Message Queues in Ruby on Rails

六眼飞鱼酱① 提交于 2019-11-29 19:37:41
Julian H

As an update -- GitHub have moved to Resque on Redis instead of Delayed job. However they still recommend delayed_job for smaller setups:

https://github.com/resque/resque

Chris Wanstrath from github was at the SF Ruby meetup recently, talking about their queue. They tried Starling, beanstalk, and some other variants before settling on Shopify's delayed_job. They are pretty aggressive with their use of backgrounding.

Here's a blog post from last year that talks about their move to DJ.

Where I am now we rolled our own several years ago, but I'm taking some ideas from DJ to improve the handling.

I would recommend delayed-job as a dead simple solution if you don't expect any heavy load. Pros: easy to setup, easy to monitor, simple code, doesn't have any external dependencies. Previously we used ActiveMessaging (with ActiveMQ and stomp), but it was an overkill for our project, so we switched to delayed_job for its simplicity.

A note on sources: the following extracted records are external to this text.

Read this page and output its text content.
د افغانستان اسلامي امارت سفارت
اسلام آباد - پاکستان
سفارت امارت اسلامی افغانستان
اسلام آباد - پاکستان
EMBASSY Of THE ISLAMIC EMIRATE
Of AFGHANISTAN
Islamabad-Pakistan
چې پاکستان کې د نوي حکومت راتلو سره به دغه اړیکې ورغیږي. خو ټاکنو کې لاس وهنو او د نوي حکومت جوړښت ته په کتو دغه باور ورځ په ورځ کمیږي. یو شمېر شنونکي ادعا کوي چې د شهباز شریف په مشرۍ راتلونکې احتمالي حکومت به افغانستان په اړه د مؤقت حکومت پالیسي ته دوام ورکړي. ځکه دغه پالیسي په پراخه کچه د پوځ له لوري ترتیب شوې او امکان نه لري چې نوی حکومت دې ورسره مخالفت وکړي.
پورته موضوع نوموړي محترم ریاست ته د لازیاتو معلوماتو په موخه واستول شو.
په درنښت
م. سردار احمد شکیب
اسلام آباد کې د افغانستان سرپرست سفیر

Anyway, if you need very mature and fast solution, ActiveMQ is a very good choice. If you don't want to spend too much time on maintaining full-scale message queueing solution you don't really need, delayed_job is a way to go. Here's a good article about Scribd experience with ActiveMQ.

Here are a few Ruby/Rails solutions, one or more of these may be a good fit depending on your needs:

http://xph.us/software/beanstalkd

http://rubyforge.org/forum/forum.php?forum_id=19781

http://backgroundrb.rubyforge.org

And, a hosted solution from Amazon which would make a great queue for sharing between Ruby/Rails and other components of a larger system:

http://aws.amazon.com/sqs

Hope this helps!

The Messaging Server you might want to go for is RabbitMQ. Erlang coolness, AMQP, good Ruby libs.

http://www.bestechvideos.com/2008/12/09/rabbitmq-an-open-source-messaging-broker-that-just-works

Rany Keddo gave a useful presentation about Starling + Workling at RailsConf Europe last year. He compared the different solutions available at the time.

Twitter's latest move away from Starling + Workling probably doesn't mean much to the regular rails app. They have a lot more issues of scale and probably have legacy issues with their datastore that prevents them from scaling past their current implementation.

Beanstalkd is a good alternative, simply because it runs as a daemon and has wrappers in other scripting languages (if you happen to change direction in the future or have different components written in other languages).

This link also has a good comparison of pros-cons of the various rails solutions available.

I use background_job which like delayed_job is a database-based queue.

A database makes an OK queue as long as you're not doing too much traffic in and out.

The reason I like background_job (and delayed_job) is that they do not require a separate process. They can run through cron. For me, this is of key importance because my messaging needs are even simpler than my meager sysadmin skills.